By Mia Dor and Ido Zehori
By Mia Dor and Ido Zehori
Experienced data professionals (data scientists, data analysts, data engineers, etc.) will be familiar with the saying “garbage in, garbage out.” Put simply, basing research on bad data will result in bad conclusions. To avoid this, it’s crucial that, before doing anything else, data scientists first get to know the data they’re looking at.
Gaining deep familiarity with a dataset starts with the understanding that, before reaching them, the dataset already underwent an elaborate journey. Thus, before data professionals begin their research, they must understand every aspect of that journey.
The first step of Data QA is understanding the data gathering process. To this end, some of the questions data scientists will need to ask first include:
How was this data gathered or created?
Was it created by a system that logs data or a survey? Was it composed by a specific device? If so, does the device run automatically or manually? Were any bugs or other issues, such as a system timeout, encountered during the data collection period?
Who handled the data up to this point?
Did the people managing the data until now apply any filters to it? Did they introduce any biases by only collecting data from a portion of relevant available sources or by eliminating data that might have been relevant? Is there any data I’m not seeing?
Does the data contain any filters?
The data collection process may have unintentionally implemented some filters if, for example, not all of the data collection methods or devices were employed equivalently.
The data you received may have been filtered at an earlier stage of collection.
Before they begin their research, data scientists must be certain about two things: whether there is any data they are missing and whether the data they are inspecting has undergone any changes.
Once they’re clear about the journey a dataset has taken and any filters or biases have been uncovered, data professionals can begin performing Data QA. This article offers general guidelines for performing the two stages of Data QA: Apriori Data Validation and Statistical Data Validation. Performing these Data QA steps is critical before beginning research. Through a solid Data QA process, data scientists can ensure that the information they base their research on is sound.
Apriori Data Validation
Apriori Data Validation describes the process of reviewing all of the fields in the data and formulating the rules and conditions that cannot exist in a dataset you can trust.

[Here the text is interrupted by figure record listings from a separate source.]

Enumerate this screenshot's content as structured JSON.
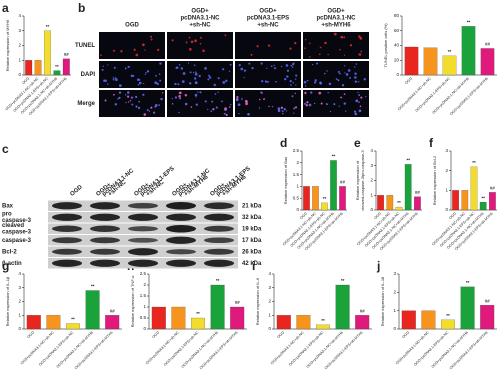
{
  "chart_data": [
    {
      "type": "bar",
      "label": "a",
      "ylabel": "Relative expression of MYH6",
      "categories": [
        "OGD",
        "OGD+pcDNA3.1-NC+sh-NC",
        "OGD+pcDNA3.1-EPS+sh-NC",
        "OGD+pcDNA3.1-NC+sh-MYH6",
        "OGD+pcDNA3.1-EPS+sh-MYH6"
      ],
      "values": [
        1,
        1,
        3,
        0.3,
        1.1
      ],
      "annotations": [
        null,
        null,
        "**",
        "**",
        "##"
      ],
      "colors": [
        "#e8251f",
        "#f7941d",
        "#f2dc2e",
        "#1aa33b",
        "#e0197d"
      ],
      "ylim": [
        0,
        4
      ],
      "yticks": [
        0,
        1,
        2,
        3,
        4
      ]
    },
    {
      "type": "bar",
      "label": null,
      "ylabel": "TUNEL positive cells (%)",
      "categories": [
        "OGD",
        "OGD+pcDNA3.1-NC+sh-NC",
        "OGD+pcDNA3.1-EPS+sh-NC",
        "OGD+pcDNA3.1-NC+sh-MYH6",
        "OGD+pcDNA3.1-EPS+sh-MYH6"
      ],
      "values": [
        38,
        37,
        26,
        66,
        36
      ],
      "annotations": [
        null,
        null,
        "**",
        "**",
        "##"
      ],
      "colors": [
        "#e8251f",
        "#f7941d",
        "#f2dc2e",
        "#1aa33b",
        "#e0197d"
      ],
      "ylim": [
        0,
        80
      ],
      "yticks": [
        0,
        20,
        40,
        60,
        80
      ]
    },
    {
      "type": "bar",
      "label": "d",
      "ylabel": "Relative expression of Bax",
      "categories": [
        "OGD",
        "OGD+pcDNA3.1-NC+sh-NC",
        "OGD+pcDNA3.1-EPS+sh-NC",
        "OGD+pcDNA3.1-NC+sh-MYH6",
        "OGD+pcDNA3.1-EPS+sh-MYH6"
      ],
      "values": [
        1,
        1,
        0.3,
        2.1,
        1
      ],
      "annotations": [
        null,
        null,
        "**",
        "**",
        "##"
      ],
      "colors": [
        "#e8251f",
        "#f7941d",
        "#f2dc2e",
        "#1aa33b",
        "#e0197d"
      ],
      "ylim": [
        0,
        2.5
      ],
      "yticks": [
        0,
        0.5,
        1,
        1.5,
        2,
        2.5
      ]
    },
    {
      "type": "bar",
      "label": "e",
      "ylabel": [
        "Relative expression of",
        "cleaved-caspase-3/pro-caspase-3"
      ],
      "categories": [
        "OGD",
        "OGD+pcDNA3.1-NC+sh-NC",
        "OGD+pcDNA3.1-EPS+sh-NC",
        "OGD+pcDNA3.1-NC+sh-MYH6",
        "OGD+pcDNA3.1-EPS+sh-MYH6"
      ],
      "values": [
        1,
        1,
        0.2,
        3.1,
        0.9
      ],
      "annotations": [
        null,
        null,
        "**",
        "**",
        "##"
      ],
      "colors": [
        "#e8251f",
        "#f7941d",
        "#f2dc2e",
        "#1aa33b",
        "#e0197d"
      ],
      "ylim": [
        0,
        4
      ],
      "yticks": [
        0,
        1,
        2,
        3,
        4
      ]
    },
    {
      "type": "bar",
      "label": "f",
      "ylabel": "Relative expression of Bcl-2",
      "categories": [
        "OGD",
        "OGD+pcDNA3.1-NC+sh-NC",
        "OGD+pcDNA3.1-EPS+sh-NC",
        "OGD+pcDNA3.1-NC+sh-MYH6",
        "OGD+pcDNA3.1-EPS+sh-MYH6"
      ],
      "values": [
        1,
        1,
        2.2,
        0.4,
        0.9
      ],
      "annotations": [
        null,
        null,
        "**",
        "**",
        "##"
      ],
      "colors": [
        "#e8251f",
        "#f7941d",
        "#f2dc2e",
        "#1aa33b",
        "#e0197d"
      ],
      "ylim": [
        0,
        3
      ],
      "yticks": [
        0,
        1,
        2,
        3
      ]
    },
    {
      "type": "bar",
      "label": "g",
      "ylabel": "Relative expression of IL-1β",
      "categories": [
        "OGD",
        "OGD+pcDNA3.1-NC+sh-NC",
        "OGD+pcDNA3.1-EPS+sh-NC",
        "OGD+pcDNA3.1-NC+sh-MYH6",
        "OGD+pcDNA3.1-EPS+sh-MYH6"
      ],
      "values": [
        1,
        1,
        0.4,
        2.8,
        1
      ],
      "annotations": [
        null,
        null,
        "**",
        "**",
        "##"
      ],
      "colors": [
        "#e8251f",
        "#f7941d",
        "#f2dc2e",
        "#1aa33b",
        "#e0197d"
      ],
      "ylim": [
        0,
        4
      ],
      "yticks": [
        0,
        1,
        2,
        3,
        4
      ]
    },
    {
      "type": "bar",
      "label": "h",
      "ylabel": "Relative expression of TNF-α",
      "categories": [
        "OGD",
        "OGD+pcDNA3.1-NC+sh-NC",
        "OGD+pcDNA3.1-EPS+sh-NC",
        "OGD+pcDNA3.1-NC+sh-MYH6",
        "OGD+pcDNA3.1-EPS+sh-MYH6"
      ],
      "values": [
        1,
        1,
        0.5,
        2,
        1
      ],
      "annotations": [
        null,
        null,
        "**",
        "**",
        "##"
      ],
      "colors": [
        "#e8251f",
        "#f7941d",
        "#f2dc2e",
        "#1aa33b",
        "#e0197d"
      ],
      "ylim": [
        0,
        2.5
      ],
      "yticks": [
        0,
        0.5,
        1,
        1.5,
        2,
        2.5
      ]
    },
    {
      "type": "bar",
      "label": "i",
      "ylabel": "Relative expression of IL-6",
      "categories": [
        "OGD",
        "OGD+pcDNA3.1-NC+sh-NC",
        "OGD+pcDNA3.1-EPS+sh-NC",
        "OGD+pcDNA3.1-NC+sh-MYH6",
        "OGD+pcDNA3.1-EPS+sh-MYH6"
      ],
      "values": [
        1,
        1,
        0.3,
        3.2,
        1
      ],
      "annotations": [
        null,
        null,
        "**",
        "**",
        "##"
      ],
      "colors": [
        "#e8251f",
        "#f7941d",
        "#f2dc2e",
        "#1aa33b",
        "#e0197d"
      ],
      "ylim": [
        0,
        4
      ],
      "yticks": [
        0,
        1,
        2,
        3,
        4
      ]
    },
    {
      "type": "bar",
      "label": "j",
      "ylabel": "Relative expression of IL-18",
      "categories": [
        "OGD",
        "OGD+pcDNA3.1-NC+sh-NC",
        "OGD+pcDNA3.1-EPS+sh-NC",
        "OGD+pcDNA3.1-NC+sh-MYH6",
        "OGD+pcDNA3.1-EPS+sh-MYH6"
      ],
      "values": [
        1,
        1,
        0.5,
        2.3,
        1.3
      ],
      "annotations": [
        null,
        null,
        "**",
        "**",
        "##"
      ],
      "colors": [
        "#e8251f",
        "#f7941d",
        "#f2dc2e",
        "#1aa33b",
        "#e0197d"
      ],
      "ylim": [
        0,
        3
      ],
      "yticks": [
        0,
        1,
        2,
        3
      ]
    }
  ],
  "image_grid": {
    "label": "b",
    "columns": [
      [
        "OGD"
      ],
      [
        "OGD+",
        "pcDNA3.1-NC",
        "+sh-NC"
      ],
      [
        "OGD+",
        "pcDNA3.1-EPS",
        "+sh-NC"
      ],
      [
        "OGD+",
        "pcDNA3.1-NC",
        "+sh-MYH6"
      ]
    ],
    "rows": [
      "TUNEL",
      "DAPI",
      "Merge"
    ]
  },
  "blot": {
    "label": "c",
    "lanes": [
      [
        "OGD"
      ],
      [
        "OGD+",
        "pcDNA3.1-NC",
        "+sh-NC"
      ],
      [
        "OGD+",
        "pcDNA3.1-EPS",
        "+sh-NC"
      ],
      [
        "OGD+",
        "pcDNA3.1-NC",
        "+sh-MYH6"
      ],
      [
        "OGD+",
        "pcDNA3.1-EPS",
        "+sh-MYH6"
      ]
    ],
    "bands": [
      {
        "name": [
          "Bax"
        ],
        "size": "21 kDa"
      },
      {
        "name": [
          "pro",
          "caspase-3"
        ],
        "size": "32 kDa"
      },
      {
        "name": [
          "cleaved",
          "caspase-3"
        ],
        "size": "19 kDa"
      },
      {
        "name": [
          "caspase-3"
        ],
        "size": "17 kDa"
      },
      {
        "name": [
          "Bcl-2"
        ],
        "size": "26 kDa"
      },
      {
        "name": [
          "β-actin"
        ],
        "size": "42 kDa"
      }
    ]
  }
}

Take, for example, a dataset indicating conversions from an ad, where a click is necessary for a conversion to have occurred. This condition defines the relationship between the conversion column and the click column. Since a conversion cannot exist without a click, the value TRUE for a conversion cannot appear alongside a FALSE value for a click in the same row.
Data professionals must examine a dataset and describe the relationships between the various columns and rows in a very detailed way. They must identify the strict rules these relationships must follow for the data to be deemed trustworthy.
As another example, consider a dataset with a field for cities and a field for states. If the dataset has LA and NY paired, this doesn’t make sense. The state field must contain a state, and the city indicated within the associated city field must exist within that state. A rule must therefore be defined accordingly.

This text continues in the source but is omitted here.